- Born: May 2, 1915 Wilkes-Barre, Pennsylvania
- Died: October 20, 2009 (aged 94) Washington, D.C.
- Occupations: Nurse, former Assistant Surgeon General
- Awards: Living Legend, American Academy of Nursing

= Jessie M. Scott =

American nurse and administrator

Jessie May Scott (May 2, 1915 - October 20, 2009) was an American nurse and healthcare administrator. She served as Assistant Surgeon General and directed the nursing division of the United States Public Health Service (PHS). Scott advocated for nursing education at the federal level and she received several awards from national organizations honoring her contributions to nursing.

==Biography==
===Early life===
Scott was born to Chester and Eva Snyder Scott in Wilkes-Barre, Pennsylvania. She had rheumatic fever when she was a baby. As a child, she interacted with a school nurse who frequently assessed her health. After earning a diploma from the nursing program at Wilkes-Barre General Hospital and working as a nurse for a few years, Scott earned an undergraduate degree from the University of Pennsylvania.

After finishing that degree, she was the educational director and anatomy instructor for a hospital nursing school in Philadelphia. Returning to school at Teachers College, Columbia University, she earned a master's degree. Scott undertook a post-master's program in counseling and guidance at Temple University. She worked as a counselor and assistant executive secretary at the Professional Counseling and Placement Service of the Pennsylvania Nurses Association.

===United States Public Health Service===
Scott served as Assistant Surgeon General and director of the Division of Nursing Health Resources Administration of the United States Public Health Service (PHS). She testified before Congress on nursing education needs. Some of her testimony led to the creation of the Nurse Training Act of 1964, the first peacetime federal legislative initiative for training nurses. At PHS, Scott supervised nursing theorist Imogene King, who was assistant chief of the nursing research grants branch. King's theoretical framework was published while she worked for Scott at PHS. By the mid-1960s, the PHS division had a $10 million budget.

===Later life and legacy===
Scott received the Public Health Service Distinguished Service Medal in 1973. She received the American Nurses Association (ANA) Honorary Recognition Award the next year. She retired from PHS in 1979 as a rear admiral. Scott had extensive involvement in international nursing. She worked as a consultant to international organizations in India and Israel. She was named among the first group of Living Legends of the American Academy of Nursing in 1994.

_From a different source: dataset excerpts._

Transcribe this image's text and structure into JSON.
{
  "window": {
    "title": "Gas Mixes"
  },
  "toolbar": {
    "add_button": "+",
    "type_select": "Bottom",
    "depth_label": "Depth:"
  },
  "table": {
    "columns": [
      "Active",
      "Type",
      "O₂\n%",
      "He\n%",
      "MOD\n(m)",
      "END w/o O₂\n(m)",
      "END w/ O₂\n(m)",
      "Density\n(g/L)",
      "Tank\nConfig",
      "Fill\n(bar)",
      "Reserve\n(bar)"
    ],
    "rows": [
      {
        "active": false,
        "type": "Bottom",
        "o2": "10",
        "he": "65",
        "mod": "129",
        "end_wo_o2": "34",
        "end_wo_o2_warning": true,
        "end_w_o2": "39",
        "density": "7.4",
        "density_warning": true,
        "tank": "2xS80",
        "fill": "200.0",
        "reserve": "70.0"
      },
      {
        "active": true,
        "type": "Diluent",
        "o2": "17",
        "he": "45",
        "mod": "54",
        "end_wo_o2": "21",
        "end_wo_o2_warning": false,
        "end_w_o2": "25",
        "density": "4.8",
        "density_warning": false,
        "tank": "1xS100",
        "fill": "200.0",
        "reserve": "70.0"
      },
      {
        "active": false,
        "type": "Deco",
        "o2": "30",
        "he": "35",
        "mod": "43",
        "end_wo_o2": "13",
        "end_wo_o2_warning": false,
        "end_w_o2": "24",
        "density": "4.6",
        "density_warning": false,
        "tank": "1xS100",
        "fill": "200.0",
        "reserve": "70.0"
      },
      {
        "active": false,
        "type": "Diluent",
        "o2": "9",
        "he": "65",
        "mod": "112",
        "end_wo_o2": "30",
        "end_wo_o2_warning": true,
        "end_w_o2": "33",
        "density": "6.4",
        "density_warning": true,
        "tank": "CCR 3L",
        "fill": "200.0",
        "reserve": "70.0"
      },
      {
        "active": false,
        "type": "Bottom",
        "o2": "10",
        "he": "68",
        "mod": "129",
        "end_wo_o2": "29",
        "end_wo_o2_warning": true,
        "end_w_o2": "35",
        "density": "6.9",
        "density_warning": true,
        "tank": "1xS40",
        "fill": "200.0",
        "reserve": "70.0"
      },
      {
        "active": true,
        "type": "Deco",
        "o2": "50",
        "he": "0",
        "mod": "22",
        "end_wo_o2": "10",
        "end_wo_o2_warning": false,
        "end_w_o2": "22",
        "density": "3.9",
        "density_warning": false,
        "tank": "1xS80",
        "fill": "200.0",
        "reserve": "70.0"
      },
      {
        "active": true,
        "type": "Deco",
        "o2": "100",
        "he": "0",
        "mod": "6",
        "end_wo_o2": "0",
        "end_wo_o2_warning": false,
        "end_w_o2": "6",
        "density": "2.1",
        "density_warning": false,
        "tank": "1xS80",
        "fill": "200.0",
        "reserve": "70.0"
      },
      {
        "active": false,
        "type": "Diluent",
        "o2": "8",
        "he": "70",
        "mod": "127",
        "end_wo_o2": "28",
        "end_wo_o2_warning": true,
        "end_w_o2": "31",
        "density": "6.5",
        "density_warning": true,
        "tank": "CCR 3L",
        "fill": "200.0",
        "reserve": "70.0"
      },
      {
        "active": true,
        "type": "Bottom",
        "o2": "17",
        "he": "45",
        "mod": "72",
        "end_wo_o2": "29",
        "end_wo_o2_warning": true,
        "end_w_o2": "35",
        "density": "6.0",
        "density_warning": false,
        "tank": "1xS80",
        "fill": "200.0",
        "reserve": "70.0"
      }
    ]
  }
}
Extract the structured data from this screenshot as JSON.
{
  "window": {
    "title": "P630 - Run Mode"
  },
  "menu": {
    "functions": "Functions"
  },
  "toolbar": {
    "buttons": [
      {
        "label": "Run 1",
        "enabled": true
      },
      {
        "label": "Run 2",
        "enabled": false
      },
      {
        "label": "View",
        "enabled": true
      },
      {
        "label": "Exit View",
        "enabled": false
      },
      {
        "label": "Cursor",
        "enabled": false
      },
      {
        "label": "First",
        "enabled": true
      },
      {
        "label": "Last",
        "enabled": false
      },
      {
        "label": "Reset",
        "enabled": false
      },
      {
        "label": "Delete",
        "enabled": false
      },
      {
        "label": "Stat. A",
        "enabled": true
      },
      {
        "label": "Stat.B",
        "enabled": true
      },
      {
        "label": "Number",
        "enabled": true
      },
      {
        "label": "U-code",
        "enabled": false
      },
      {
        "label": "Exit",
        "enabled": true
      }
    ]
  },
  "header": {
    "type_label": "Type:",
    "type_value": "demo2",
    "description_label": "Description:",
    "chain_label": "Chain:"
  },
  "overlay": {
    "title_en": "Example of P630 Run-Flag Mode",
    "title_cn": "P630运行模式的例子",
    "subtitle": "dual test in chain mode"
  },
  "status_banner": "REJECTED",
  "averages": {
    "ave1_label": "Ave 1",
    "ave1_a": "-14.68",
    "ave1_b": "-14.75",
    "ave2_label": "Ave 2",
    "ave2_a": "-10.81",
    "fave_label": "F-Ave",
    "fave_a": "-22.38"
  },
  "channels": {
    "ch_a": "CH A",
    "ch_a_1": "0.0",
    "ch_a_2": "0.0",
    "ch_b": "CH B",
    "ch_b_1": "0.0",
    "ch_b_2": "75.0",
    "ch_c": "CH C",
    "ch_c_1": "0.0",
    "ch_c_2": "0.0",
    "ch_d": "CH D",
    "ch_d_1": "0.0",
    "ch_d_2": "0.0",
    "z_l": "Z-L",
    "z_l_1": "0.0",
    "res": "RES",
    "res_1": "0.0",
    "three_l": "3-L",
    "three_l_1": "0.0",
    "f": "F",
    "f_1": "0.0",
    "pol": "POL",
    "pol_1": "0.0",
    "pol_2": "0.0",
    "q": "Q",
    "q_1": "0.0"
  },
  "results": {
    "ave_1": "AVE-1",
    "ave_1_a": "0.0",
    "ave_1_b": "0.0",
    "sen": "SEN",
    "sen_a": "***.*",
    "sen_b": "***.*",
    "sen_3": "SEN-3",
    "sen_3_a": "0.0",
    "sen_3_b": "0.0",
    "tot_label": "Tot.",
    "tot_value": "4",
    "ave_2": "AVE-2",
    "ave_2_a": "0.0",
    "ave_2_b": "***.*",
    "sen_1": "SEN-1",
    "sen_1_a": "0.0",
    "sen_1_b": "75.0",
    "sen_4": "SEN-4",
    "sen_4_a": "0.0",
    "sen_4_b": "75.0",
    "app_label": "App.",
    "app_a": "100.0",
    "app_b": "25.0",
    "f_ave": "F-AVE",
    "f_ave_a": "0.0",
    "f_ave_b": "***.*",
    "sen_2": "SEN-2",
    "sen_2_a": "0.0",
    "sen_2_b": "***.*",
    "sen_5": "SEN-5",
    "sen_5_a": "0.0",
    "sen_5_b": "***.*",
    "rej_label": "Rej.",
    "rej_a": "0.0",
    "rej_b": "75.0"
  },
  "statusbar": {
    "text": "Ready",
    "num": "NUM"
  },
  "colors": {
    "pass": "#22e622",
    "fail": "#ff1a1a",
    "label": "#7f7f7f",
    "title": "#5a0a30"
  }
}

Scott died on October 20, 2009, in hospice care at The Washington Home in Washington, D.C. She had been suffering from congestive heart failure. She was posthumously inducted into the ANA Hall of Fame in 2014. The ANA awards the Jessie M. Scott Award to a nurse who exhibits work that creates links between nursing research, education and practice. In 1996, the award was presented to nursing theorist Imogene M. King.